Qualche tempo fa ho scritto di “Golf e Cinema”, citando quelli che a mio avviso sono fra i titoli più interessanti e che meglio raccontano il nostro sport, in apparenza così difficile da rendere emozionante per chi non lo conosce a fondo. Recentemente ho visto “Loopers”, un documentario che racconta un aspetto più silenzioso, ma certamente fondamentale sul campo da golf: il ruolo del caddie e il suo rapporto con il giocatore. Il film non è perfettamente riuscito, ma propone degli spunti interessanti e presenta delle figure leggendarie che hanno contribuito a rendere il ruolo del “man on the bag” quello che è oggi.

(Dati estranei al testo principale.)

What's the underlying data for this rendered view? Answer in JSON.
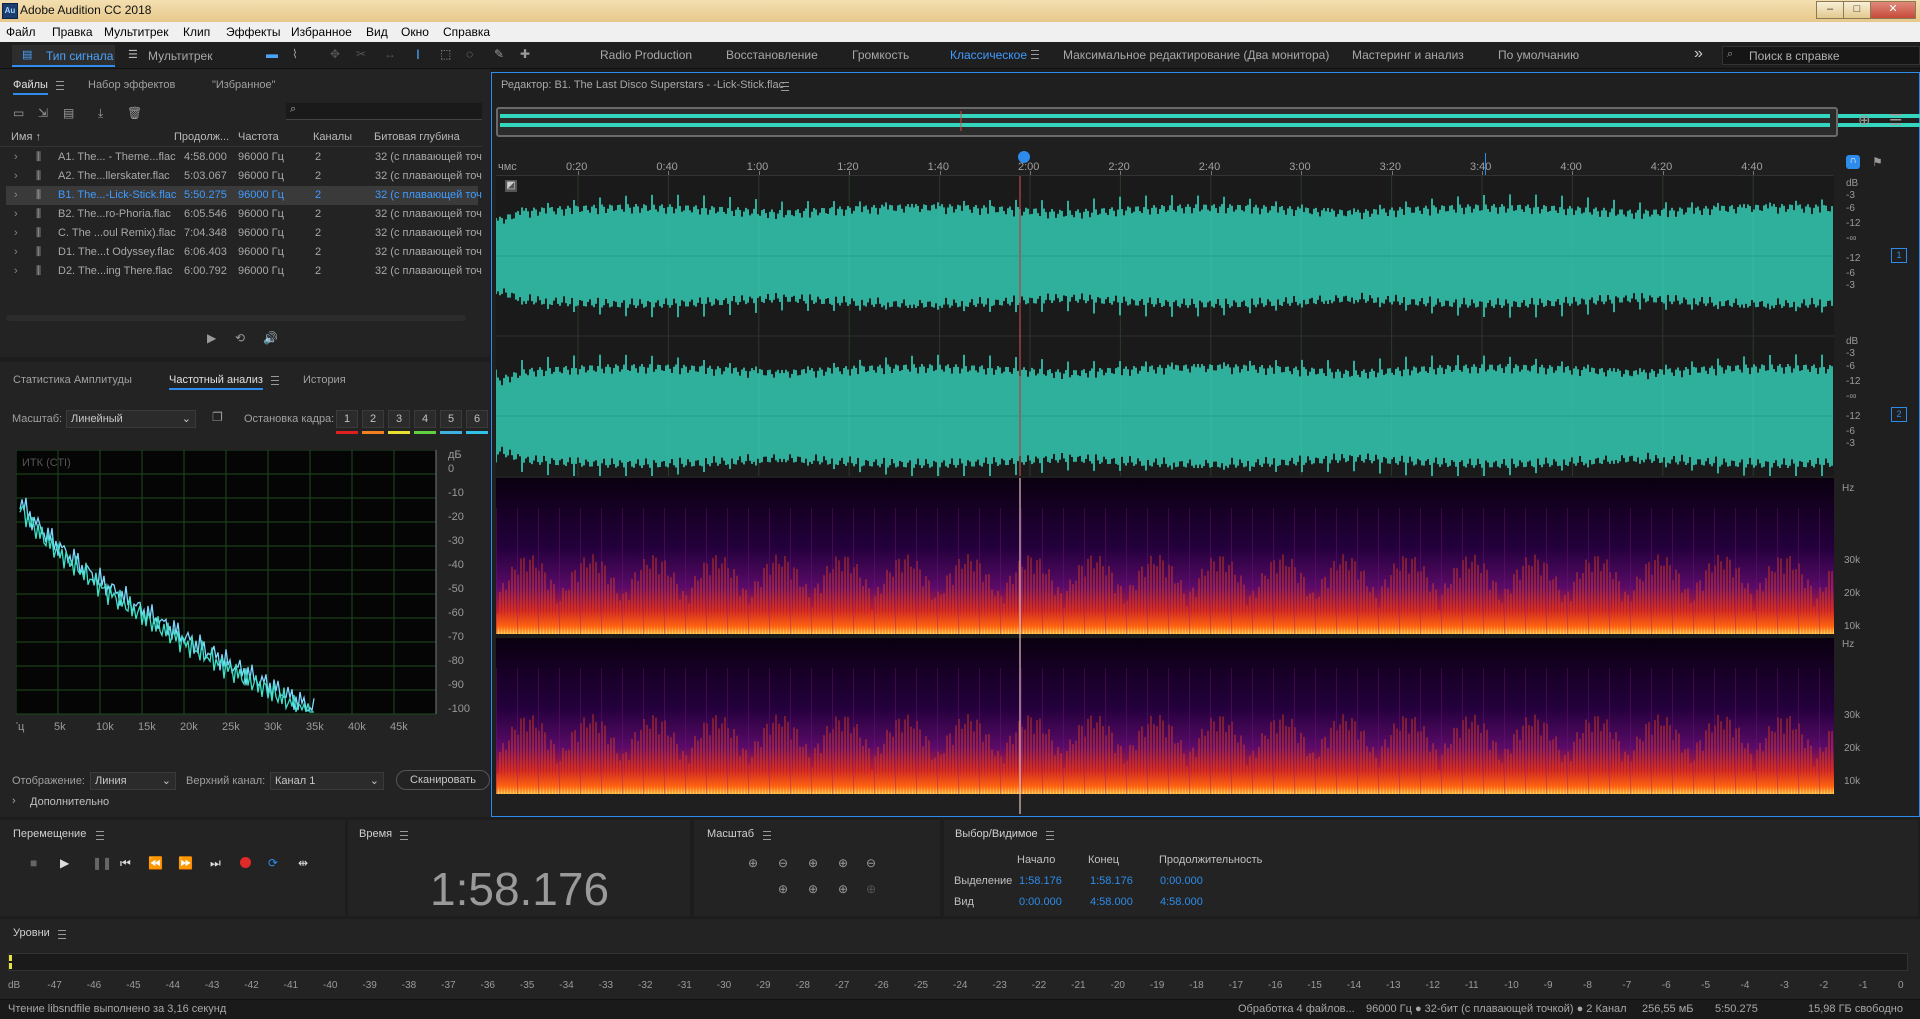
{
  "window": {
    "title": "Adobe Audition CC 2018",
    "app_icon": "Au"
  },
  "menu": [
    "Файл",
    "Правка",
    "Мультитрек",
    "Клип",
    "Эффекты",
    "Избранное",
    "Вид",
    "Окно",
    "Справка"
  ],
  "toolbar": {
    "waveform_tab": "Тип сигнала",
    "multitrack_tab": "Мультитрек",
    "workspaces": [
      "Radio Production",
      "Восстановление",
      "Громкость",
      "Классическое",
      "Максимальное редактирование (Два монитора)",
      "Мастеринг и анализ",
      "По умолчанию"
    ],
    "active_workspace": "Классическое",
    "search_placeholder": "Поиск в справке",
    "more": "»"
  },
  "files_panel": {
    "tabs": [
      "Файлы",
      "Набор эффектов",
      "\"Избранное\""
    ],
    "columns": [
      "Имя ↑",
      "Продолж...",
      "Частота",
      "Каналы",
      "Битовая глубина"
    ],
    "search_icon": "⌕",
    "files": [
      {
        "name": "A1. The... - Theme...flac",
        "duration": "4:58.000",
        "rate": "96000 Гц",
        "channels": "2",
        "depth": "32 (с плавающей точ"
      },
      {
        "name": "A2. The...llerskater.flac",
        "duration": "5:03.067",
        "rate": "96000 Гц",
        "channels": "2",
        "depth": "32 (с плавающей точ"
      },
      {
        "name": "B1. The...-Lick-Stick.flac",
        "duration": "5:50.275",
        "rate": "96000 Гц",
        "channels": "2",
        "depth": "32 (с плавающей точ"
      },
      {
        "name": "B2. The...ro-Phoria.flac",
        "duration": "6:05.546",
        "rate": "96000 Гц",
        "channels": "2",
        "depth": "32 (с плавающей точ"
      },
      {
        "name": "C. The ...oul Remix).flac",
        "duration": "7:04.348",
        "rate": "96000 Гц",
        "channels": "2",
        "depth": "32 (с плавающей точ"
      },
      {
        "name": "D1. The...t Odyssey.flac",
        "duration": "6:06.403",
        "rate": "96000 Гц",
        "channels": "2",
        "depth": "32 (с плавающей точ"
      },
      {
        "name": "D2. The...ing There.flac",
        "duration": "6:00.792",
        "rate": "96000 Гц",
        "channels": "2",
        "depth": "32 (с плавающей точ"
      }
    ],
    "selected_index": 2
  },
  "analysis_panel": {
    "tabs": [
      "Статистика Амплитуды",
      "Частотный анализ",
      "История"
    ],
    "scale_label": "Масштаб:",
    "scale_value": "Линейный",
    "hold_label": "Остановка кадра:",
    "hold_buttons": [
      "1",
      "2",
      "3",
      "4",
      "5",
      "6"
    ],
    "hold_colors": [
      "#e02020",
      "#f08020",
      "#e8e030",
      "#60d040",
      "#40b0e0",
      "#30c0e8"
    ],
    "graph_label": "ИТК (СТI)",
    "db_unit": "дБ",
    "db_ticks": [
      "0",
      "-10",
      "-20",
      "-30",
      "-40",
      "-50",
      "-60",
      "-70",
      "-80",
      "-90",
      "-100"
    ],
    "freq_ticks": [
      "Гц",
      "5k",
      "10k",
      "15k",
      "20k",
      "25k",
      "30k",
      "35k",
      "40k",
      "45k"
    ],
    "display_label": "Отображение:",
    "display_value": "Линия",
    "upper_label": "Верхний канал:",
    "upper_value": "Канал 1",
    "scan_button": "Сканировать",
    "more_label": "Дополнительно"
  },
  "editor": {
    "title": "Редактор: B1. The Last Disco Superstars - -Lick-Stick.flac",
    "ruler": [
      "чмс",
      "0:20",
      "0:40",
      "1:00",
      "1:20",
      "1:40",
      "2:00",
      "2:20",
      "2:40",
      "3:00",
      "3:20",
      "3:40",
      "4:00",
      "4:20",
      "4:40"
    ],
    "db_labels": [
      "dB",
      "-3",
      "-6",
      "-12",
      "-∞",
      "-12",
      "-6",
      "-3"
    ],
    "channel_badges": [
      "1",
      "2"
    ],
    "hz_label": "Hz",
    "hz_ticks": [
      "30k",
      "20k",
      "10k"
    ],
    "playhead_fraction": 0.395,
    "wave_color": "#35d6be"
  },
  "transport": {
    "title": "Перемещение"
  },
  "time_panel": {
    "title": "Время",
    "value": "1:58.176"
  },
  "zoom_panel": {
    "title": "Масштаб"
  },
  "selection_panel": {
    "title": "Выбор/Видимое",
    "headers": [
      "Начало",
      "Конец",
      "Продолжительность"
    ],
    "rows": [
      {
        "label": "Выделение",
        "start": "1:58.176",
        "end": "1:58.176",
        "duration": "0:00.000"
      },
      {
        "label": "Вид",
        "start": "0:00.000",
        "end": "4:58.000",
        "duration": "4:58.000"
      }
    ]
  },
  "levels": {
    "title": "Уровни",
    "scale": [
      "dB",
      "-47",
      "-46",
      "-45",
      "-44",
      "-43",
      "-42",
      "-41",
      "-40",
      "-39",
      "-38",
      "-37",
      "-36",
      "-35",
      "-34",
      "-33",
      "-32",
      "-31",
      "-30",
      "-29",
      "-28",
      "-27",
      "-26",
      "-25",
      "-24",
      "-23",
      "-22",
      "-21",
      "-20",
      "-19",
      "-18",
      "-17",
      "-16",
      "-15",
      "-14",
      "-13",
      "-12",
      "-11",
      "-10",
      "-9",
      "-8",
      "-7",
      "-6",
      "-5",
      "-4",
      "-3",
      "-2",
      "-1",
      "0"
    ]
  },
  "status": {
    "left": "Чтение libsndfile выполнено за 3,16 секунд",
    "processing": "Обработка 4 файлов...",
    "format": "96000 Гц ● 32-бит (с плавающей точкой) ● 2 Канал",
    "size": "256,55 мБ",
    "duration": "5:50.275",
    "free": "15,98 ГБ свободно"
  }
}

La parola “caddie” affonda le sue origini ne francese “cadet”, che significa “giovane allievo” o “figlio minore”: la tradizione vuole che la regina Maria di Scozia, prima golfista donna di cui le cronache raccontano, avesse portato con sé dalla Francia il suo giovane assistente con il solo scopo di portarle la sacca da golf. Per molti anni il ruolo del caddie è stato marginale, relegato a quello di portaborse e di “forecaddie”, con il compito di trovare la palla dispersa nel rough impenetrabile dei links scozzesi. Ancora oggi al decollo di un colpo erratico si grida “Fore”, come era usanza per richiamare l’attenzione del proprio assistente perché non perdesse d’occhio la traiettoria di un colpo erratico.

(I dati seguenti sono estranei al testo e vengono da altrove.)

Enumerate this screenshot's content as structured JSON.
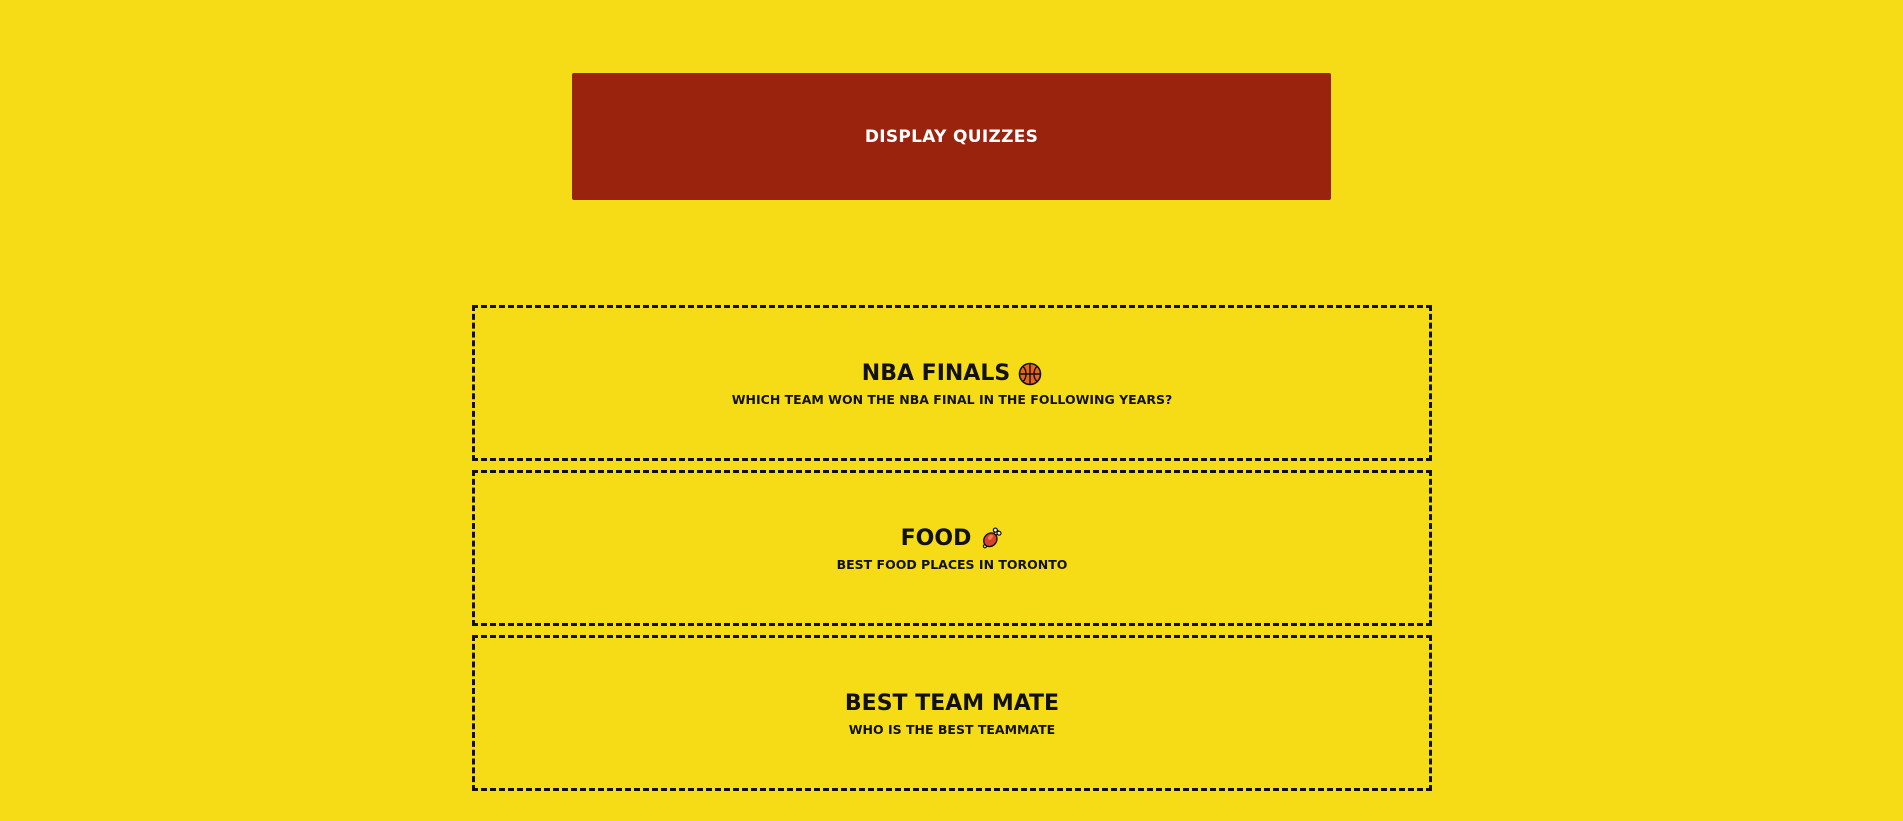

Nel tempo il ruolo del caddie divenne sempre più importante: imparavano il gioco semplicemente osservando (e raramente provando quando, nei giorni di chiusura del circolo veniva loro concesso di giocare qualche buca), e avendo percorso decine di giri di campo nelle più diverse condizioni, lo conoscevano alla perfezione, diventando così dei veri consulenti strategici. Questo si dimostrò più che mai vero sul percorso di Augusta, tempio non solo del golf, ma anche dell’arte del “caddying”, dove fino al 1982 era obbligatorio affidarsi ai caddie locali: per stessa ammissione di Fuzzy Zoeller fu solo merito di Jerry Beard se nel 1979 vinse il Masters al suo esordio; lo stesso avvenne per Ben Crenshaw che ogni volta che calcava i fairway di Augusta voleva avere accanto a sé il leggendario Carl Jackson, che lo portò alla vittoria nel 1984 e nel 1995.

Ci sono anche episodi in cui il caddie si dimostrò responsabile di errori imperdonabili, come quando all’ultimo giro del British Open 2001 Miles Byrne si dimenticò di togliere dalla sacca di Ian Woosnam, un secondo driver che costò al campione inglese due colpi di penalità e la vittoria della Claret Jug.
L’intesa fra caddie e giocatore è un aspetto del gioco che negli anni è diventato sempre più rilevante e che si è espresso in collaborazioni storiche, come quella fra Bruce Edwards, generalmente considerato il primo caddie professionista, e Tom Watson, o fra Sir Nick Faldo e Fanny Sunnesson, primo caddie donna sul tour maggiore.
Da quando nel 1864 Tom Morris stilò un codice etico per i caddie, la professionalità si è evoluta enormemente: negli Stati Uniti la Evans Scholar Foundation assegna borse di studio ai caddie meritevoli fin dal 1930, aiutando i ragazzi a costruire un percorso in un mestiere che richiede competenze di altissimo livello dal punto di vista tecnico, strategico e psicologico. Il peso che i caddie portano sulle spalle è molto di più rispetto a quello della sacca da golf, e sotto un certo punto di vista il loro modo di affrontare il campo è ancora più affascinante rispetto a quello dei grandi campioni che, settimana dopo settimana, vediamo trionfare sull’ultimo green.